Il fascinoso e rampante avvocato impegnato a difendere spacciatori e criminalità di bassa lega si troverà per le mani il caso di Louis Roulet (Ryan Phillippe), danaroso rampollo di una delle famiglie più potenti e influenti della città, accusato da una prostituta di una sfilza notevole di reati che comprendono aggressione, percosse, violenza carnale e tentato omicidio, insomma c’è da lavorare molto e di contro da guadagnarci una fortuna in parcelle, così Haller oltremodo tentato accetterà il caso.

Quando la versione dei fatti di Roulet che affermava di essere stato incastrato comincia a vacillare, Haller comincerà a trovarsi di fronte una serie di strane ed inquietanti connessioni che lo conduranno ad un caso trattato anni addietro, per cui un suo ex-cliente è stato condannato all’ergastolo.

Il regista Brad Furman dopo il crime del 2008 The Take-Falso indiziato, torna dietro la macchina da presa per la sua seconda prova su grande schermo adattando un romanzo del 2005 dello scrittore statunitense Michael Connelly, edito in italia con il titolo di Avvocato di difesa, confezionando un solido thriller a sfondo legale con un cast di gran lusso tra caratteristi e veterani di notevole caratura come l’attrice premio Oscar Marisa Tomei, William H. Macy, Michael Pena e John Leguizamo.
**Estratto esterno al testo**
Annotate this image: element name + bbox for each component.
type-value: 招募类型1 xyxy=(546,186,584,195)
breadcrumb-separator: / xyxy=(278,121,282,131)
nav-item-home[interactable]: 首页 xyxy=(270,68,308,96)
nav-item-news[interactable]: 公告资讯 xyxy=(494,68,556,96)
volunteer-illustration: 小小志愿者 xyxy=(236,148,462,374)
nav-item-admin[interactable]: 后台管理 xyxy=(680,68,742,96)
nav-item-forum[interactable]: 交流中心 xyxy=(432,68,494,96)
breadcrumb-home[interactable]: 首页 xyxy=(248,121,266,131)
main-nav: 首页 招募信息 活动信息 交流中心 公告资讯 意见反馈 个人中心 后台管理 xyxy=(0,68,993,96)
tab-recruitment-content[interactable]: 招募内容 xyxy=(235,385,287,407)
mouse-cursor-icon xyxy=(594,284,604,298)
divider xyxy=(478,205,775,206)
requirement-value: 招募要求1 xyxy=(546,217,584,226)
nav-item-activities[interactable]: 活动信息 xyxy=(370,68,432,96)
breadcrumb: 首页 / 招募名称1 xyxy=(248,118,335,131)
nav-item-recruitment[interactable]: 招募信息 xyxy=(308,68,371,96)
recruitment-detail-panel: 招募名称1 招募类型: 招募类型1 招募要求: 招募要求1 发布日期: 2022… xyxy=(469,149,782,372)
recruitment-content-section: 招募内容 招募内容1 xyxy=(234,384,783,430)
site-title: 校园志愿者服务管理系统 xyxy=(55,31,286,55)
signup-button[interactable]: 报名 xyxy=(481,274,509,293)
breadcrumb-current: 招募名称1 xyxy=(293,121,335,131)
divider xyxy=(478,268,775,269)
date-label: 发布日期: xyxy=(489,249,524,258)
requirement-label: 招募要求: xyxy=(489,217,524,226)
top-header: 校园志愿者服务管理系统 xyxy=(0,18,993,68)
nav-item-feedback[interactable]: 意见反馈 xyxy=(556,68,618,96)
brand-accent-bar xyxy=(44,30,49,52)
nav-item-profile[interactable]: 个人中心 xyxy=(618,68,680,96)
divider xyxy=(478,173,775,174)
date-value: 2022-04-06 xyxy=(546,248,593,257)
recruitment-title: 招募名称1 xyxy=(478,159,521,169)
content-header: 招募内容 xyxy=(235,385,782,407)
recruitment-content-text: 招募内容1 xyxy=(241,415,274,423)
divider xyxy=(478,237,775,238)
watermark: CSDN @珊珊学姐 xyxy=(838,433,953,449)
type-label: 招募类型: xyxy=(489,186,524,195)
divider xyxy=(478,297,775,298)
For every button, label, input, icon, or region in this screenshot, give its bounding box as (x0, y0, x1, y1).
La scelta di Matthew McConaughey per il ruolo da protagonista è decisamente azzeccata, dopo l’altro avvocato interpretato nel legal-thriller Il momento di uccidere anche questo personaggio riesce a mettere in luce le molteplici sfumature drammatiche di questo attore, sinora malamente sfruttato a causa di scelte artistiche che ne hanno fatto troppo spesso materia prima per copioni poco ispirati o comedy-romance intente a sfruttarne l’indubbia avvenenza.

The Lincoln Lawyer funziona in maniera egregia, ben girato e ben interpretato rispetta tutti i clichè del filone giudiziario aggiungendovi una gradevole connotazione crime e grazie anche al supporto di una solida controparte cartacea, riesce ad intrattenere con sorprendente efficacia, tratteggiando con vigore la sottile linea che demarca il confine tra giustizia e applicazione della legge.
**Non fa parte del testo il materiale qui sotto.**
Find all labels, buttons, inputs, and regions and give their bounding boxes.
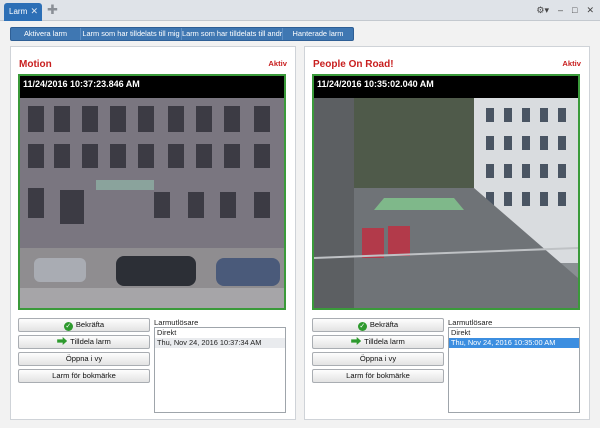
minimize-icon[interactable]: –	[558, 5, 563, 15]
confirm-button[interactable]: ✓ Bekräfta	[18, 318, 150, 332]
list-item[interactable]: Direkt	[449, 328, 579, 338]
alarm-status: Aktiv	[562, 59, 581, 68]
arrow-right-icon	[351, 337, 362, 345]
title-bar: Larm ✕ ✚ ⚙▾ – □ ✕	[0, 0, 600, 21]
camera-video[interactable]: 11/24/2016 10:37:23.846 AM	[18, 74, 286, 310]
alarm-panel-people-on-road: People On Road! Aktiv 11/24/2016 10:35:0…	[304, 46, 590, 420]
bookmark-alarm-button[interactable]: Larm för bokmärke	[18, 369, 150, 383]
alarm-status: Aktiv	[268, 59, 287, 68]
alarm-actions: ✓ Bekräfta Tilldela larm Öppna i vy Larm …	[18, 318, 150, 386]
video-timestamp: 11/24/2016 10:35:02.040 AM	[317, 79, 434, 89]
checkmark-icon: ✓	[357, 322, 367, 331]
bookmark-alarm-button[interactable]: Larm för bokmärke	[312, 369, 444, 383]
handled-alarms-button[interactable]: Hanterade larm	[283, 28, 353, 40]
tab-larm[interactable]: Larm ✕	[4, 3, 42, 21]
open-in-view-button[interactable]: Öppna i vy	[312, 352, 444, 366]
close-icon[interactable]: ✕	[586, 5, 594, 16]
alarm-filter-toolbar: Aktivera larm Larm som har tilldelats ti…	[10, 27, 354, 41]
triggers-label: Larmutlösare	[448, 318, 493, 327]
alarm-title: Motion	[19, 59, 52, 70]
assigned-to-others-button[interactable]: Larm som har tilldelats till andra	[182, 28, 283, 40]
arrow-right-icon	[57, 337, 68, 345]
list-item[interactable]: Thu, Nov 24, 2016 10:37:34 AM	[155, 338, 285, 348]
alarm-triggers-list[interactable]: Direkt Thu, Nov 24, 2016 10:37:34 AM	[154, 327, 286, 413]
assign-label: Tilldela larm	[70, 337, 111, 346]
confirm-label: Bekräfta	[75, 320, 105, 329]
confirm-label: Bekräfta	[369, 320, 399, 329]
camera-video[interactable]: 11/24/2016 10:35:02.040 AM	[312, 74, 580, 310]
assign-label: Tilldela larm	[364, 337, 405, 346]
list-item[interactable]: Direkt	[155, 328, 285, 338]
camera-image-intersection	[314, 98, 578, 308]
gear-icon[interactable]: ⚙▾	[536, 5, 549, 16]
window-controls: ⚙▾ – □ ✕	[536, 4, 594, 16]
alarm-panel-motion: Motion Aktiv 11/24/2016 10:37:23.846 AM …	[10, 46, 296, 420]
open-in-view-button[interactable]: Öppna i vy	[18, 352, 150, 366]
camera-image-street-building	[20, 98, 284, 308]
assigned-to-me-button[interactable]: Larm som har tilldelats till mig	[81, 28, 182, 40]
tab-close-icon[interactable]: ✕	[30, 6, 38, 17]
add-tab-icon[interactable]: ✚	[47, 3, 58, 17]
tab-label: Larm	[9, 7, 28, 16]
maximize-icon[interactable]: □	[572, 5, 577, 15]
alarm-triggers-list[interactable]: Direkt Thu, Nov 24, 2016 10:35:00 AM	[448, 327, 580, 413]
alarm-title: People On Road!	[313, 59, 394, 70]
assign-alarm-button[interactable]: Tilldela larm	[312, 335, 444, 349]
video-timestamp: 11/24/2016 10:37:23.846 AM	[23, 79, 140, 89]
confirm-button[interactable]: ✓ Bekräfta	[312, 318, 444, 332]
activate-alarms-button[interactable]: Aktivera larm	[11, 28, 81, 40]
alarm-actions: ✓ Bekräfta Tilldela larm Öppna i vy Larm …	[312, 318, 444, 386]
assign-alarm-button[interactable]: Tilldela larm	[18, 335, 150, 349]
list-item[interactable]: Thu, Nov 24, 2016 10:35:00 AM	[449, 338, 579, 348]
checkmark-icon: ✓	[63, 322, 73, 331]
triggers-label: Larmutlösare	[154, 318, 199, 327]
Note di produzione: dall’autore del racconto cui è ispirata la pellicola Clint Eastwood ha basato il thriller Debito di sangue, nel cast troviamo anche Michael Parè reuccio da direct-to-video e di tanto cinema di genere anni ’90 e due volti noti del piccolo schermo, Bryan Cranston protagonista del pluripremiato serial-crime Breaking Bad e Michaela Conlin, l’Angela Montenegro del serial Bones.